Prior work on user behavior modeling in social networks focuses primarily on the network-wide properties of group behavior within a fixed time interval and aims to identify users who are outliers or who may deviate from their usual patterns of behaviors.

The researchers focused on the automatic and personalized identification of transitions in online user behaviors. Their work is privacy minimally invasive: It does not focus on the textual information, but rather on when the information is shared.

The identified changes in social media behavior may point to real events and changes, some of which can benefit from intervention.

The researchers’ work made two main contributions. They challenged the widely adopted “fixed interval of observation” in favor of a variable interval of observation; and they developed iNET, an analytic framework, to detect and visualize changes in online behaviors of individual users without using their text-based interactions.

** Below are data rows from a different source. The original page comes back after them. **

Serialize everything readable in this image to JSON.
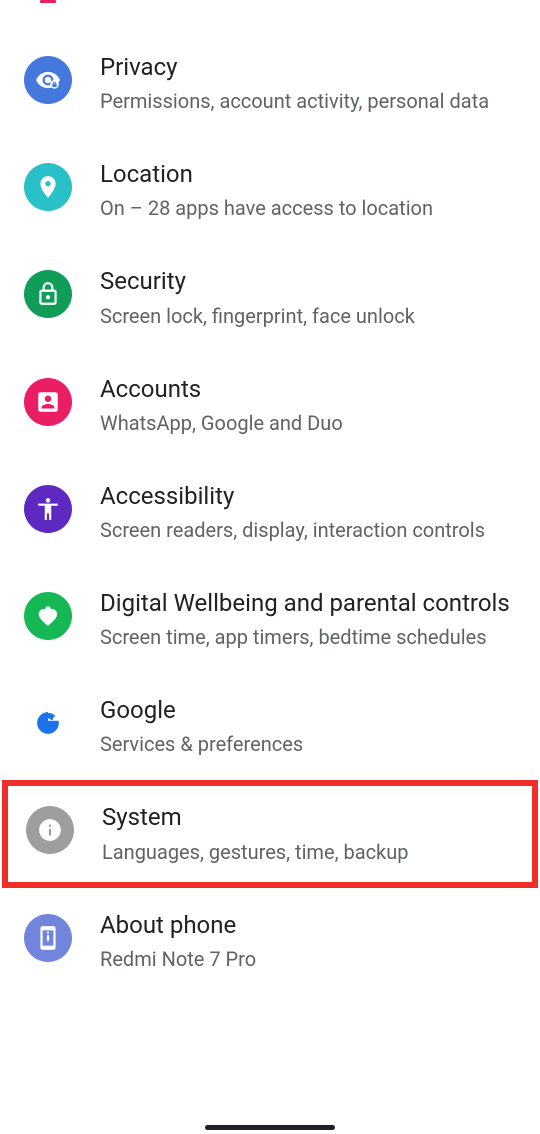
{
  "cutoff": {
    "text": ""
  },
  "items": [
    {
      "title": "Privacy",
      "subtitle": "Permissions, account activity, personal data",
      "iconColor": "#4578DD",
      "iconName": "privacy-icon"
    },
    {
      "title": "Location",
      "subtitle": "On – 28 apps have access to location",
      "iconColor": "#29C0C7",
      "iconName": "location-icon"
    },
    {
      "title": "Security",
      "subtitle": "Screen lock, fingerprint, face unlock",
      "iconColor": "#0F9D58",
      "iconName": "security-icon"
    },
    {
      "title": "Accounts",
      "subtitle": "WhatsApp, Google and Duo",
      "iconColor": "#E91E63",
      "iconName": "accounts-icon"
    },
    {
      "title": "Accessibility",
      "subtitle": "Screen readers, display, interaction controls",
      "iconColor": "#5E29C0",
      "iconName": "accessibility-icon"
    },
    {
      "title": "Digital Wellbeing and parental controls",
      "subtitle": "Screen time, app timers, bedtime schedules",
      "iconColor": "#15B854",
      "iconName": "wellbeing-icon"
    },
    {
      "title": "Google",
      "subtitle": "Services & preferences",
      "iconColor": "#FFFFFF",
      "iconName": "google-icon"
    },
    {
      "title": "System",
      "subtitle": "Languages, gestures, time, backup",
      "iconColor": "#9E9E9E",
      "iconName": "system-icon"
    },
    {
      "title": "About phone",
      "subtitle": "Redmi Note 7 Pro",
      "iconColor": "#7085DB",
      "iconName": "about-icon"
    }
  ]
}
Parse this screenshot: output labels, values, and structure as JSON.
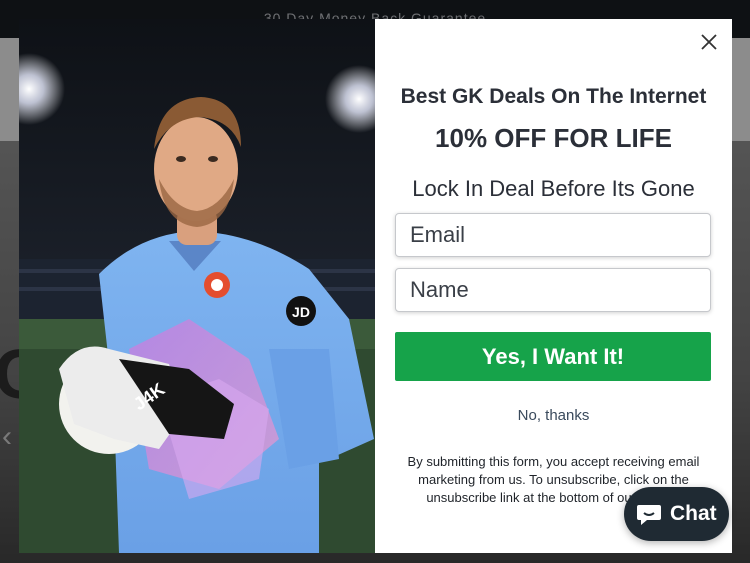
{
  "announcement": {
    "text": "30 Day Money Back Guarantee"
  },
  "popup": {
    "headline": "Best GK Deals On The Internet",
    "offer": "10% OFF FOR LIFE",
    "subheadline": "Lock In Deal Before Its Gone",
    "email_placeholder": "Email",
    "name_placeholder": "Name",
    "cta_label": "Yes, I Want It!",
    "decline_label": "No, thanks",
    "disclaimer": "By submitting this form, you accept receiving email marketing from us. To unsubscribe, click on the unsubscribe link at the bottom of our emails.",
    "cta_color": "#16a34a"
  },
  "photo": {
    "glove_text": "J4K",
    "badge_text": "JD"
  },
  "chat": {
    "label": "Chat"
  }
}
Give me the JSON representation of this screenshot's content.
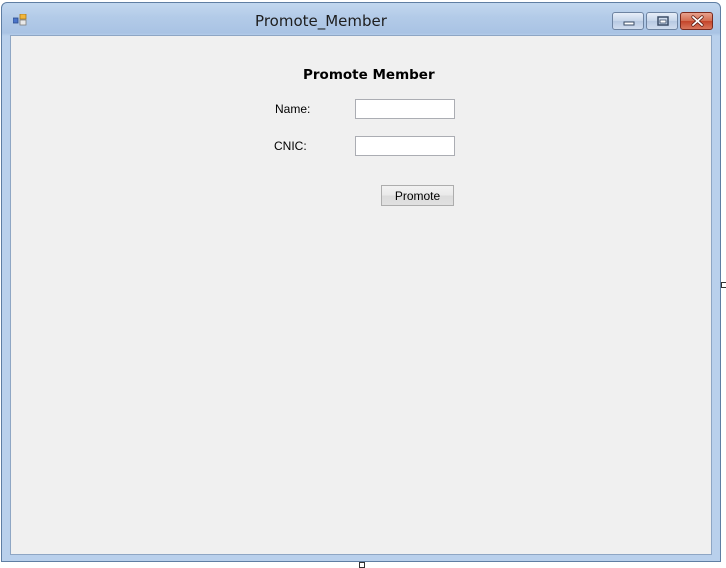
{
  "window": {
    "title": "Promote_Member",
    "controls": {
      "minimize_icon": "minimize-icon",
      "maximize_icon": "maximize-icon",
      "close_icon": "close-icon"
    }
  },
  "form": {
    "heading": "Promote Member",
    "name_label": "Name:",
    "name_value": "",
    "cnic_label": "CNIC:",
    "cnic_value": "",
    "promote_label": "Promote"
  },
  "colors": {
    "titlebar": "#b3cbe8",
    "client_background": "#f0f0f0",
    "close_button": "#c4442a"
  }
}
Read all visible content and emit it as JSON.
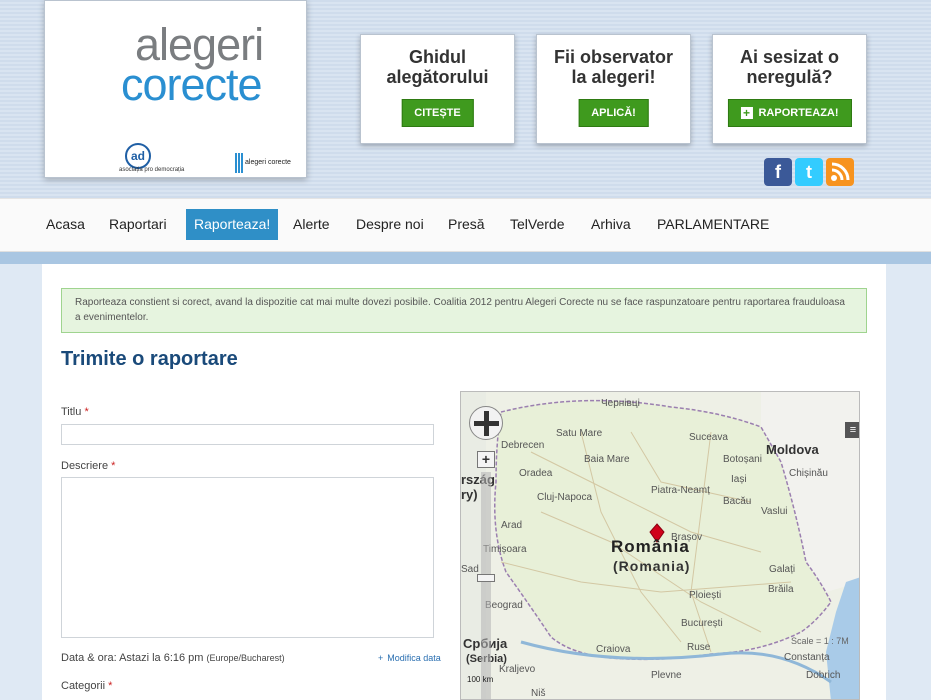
{
  "header": {
    "logo_line1": "alegeri",
    "logo_line2": "corecte",
    "partner_logo_mark": "ad",
    "partner_caption": "asociația pro democrația",
    "small_logo_text": "alegeri corecte"
  },
  "promos": [
    {
      "title_line1": "Ghidul",
      "title_line2": "alegătorului",
      "button": "CITEȘTE"
    },
    {
      "title_line1": "Fii observator",
      "title_line2": "la alegeri!",
      "button": "APLICĂ!"
    },
    {
      "title_line1": "Ai sesizat o",
      "title_line2": "neregulă?",
      "button": "RAPORTEAZA!"
    }
  ],
  "social": {
    "facebook": "f",
    "twitter": "t",
    "rss": "rss"
  },
  "nav": [
    "Acasa",
    "Raportari",
    "Raporteaza!",
    "Alerte",
    "Despre noi",
    "Presă",
    "TelVerde",
    "Arhiva",
    "PARLAMENTARE"
  ],
  "notice": "Raporteaza constient si corect, avand la dispozitie cat mai multe dovezi posibile. Coalitia 2012 pentru Alegeri Corecte nu se face raspunzatoare pentru raportarea frauduloasa a evenimentelor.",
  "form": {
    "title": "Trimite o raportare",
    "titlu_label": "Titlu",
    "titlu_value": "",
    "descriere_label": "Descriere",
    "descriere_value": "",
    "required_mark": "*",
    "date_prefix": "Data & ora: Astazi la 6:16 pm",
    "date_tz": "(Europe/Bucharest)",
    "modify_link": "Modifica data",
    "categorii_label": "Categorii"
  },
  "map": {
    "country": "România",
    "country_sub": "(Romania)",
    "neighbors": [
      "Moldova",
      "rszág",
      "ry)",
      "Србија",
      "(Serbia)"
    ],
    "cities": [
      "Чернівці",
      "Satu Mare",
      "Suceava",
      "Debrecen",
      "Baia Mare",
      "Botoșani",
      "Chișinău",
      "Oradea",
      "Iași",
      "Piatra-Neamț",
      "Cluj-Napoca",
      "Bacău",
      "Vaslui",
      "Arad",
      "Brașov",
      "Timișoara",
      "Galați",
      "Sad",
      "Ploiești",
      "Brăila",
      "Beograd",
      "București",
      "Constanța",
      "Craiova",
      "Ruse",
      "Dobrich",
      "Kraljevo",
      "Plevne",
      "Niš"
    ],
    "scale_label": "Scale = 1 : 7M",
    "scale_bar": "100 km",
    "accent_color": "#d0021b"
  },
  "colors": {
    "brand_blue": "#2a8fd1",
    "nav_active": "#2f8fc7",
    "button_green": "#3f9a1e",
    "title_blue": "#1a4a7a"
  }
}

The researchers used eight different datasets to validate their ideas and techniques, including social media, email, and online forums, and cumulated years of observations and more than a million interactions.

Labeling of the identified changes in user behavior showed that iNET is able to capture a wide spectrum of internal and external events, while the baselines are less diverse and capture only 66% of that spectrum. Also, iNET exhibited the highest precision (95%) compared to all competing approaches. The researchers view their work as a first step towards fully exploring the amount and type of information that can be extracted from the online social footprint of a person. In the future, they hope their research will have a significant societal impact in detecting depression, manic episodes, suicidal tendencies, and cyber-bullying.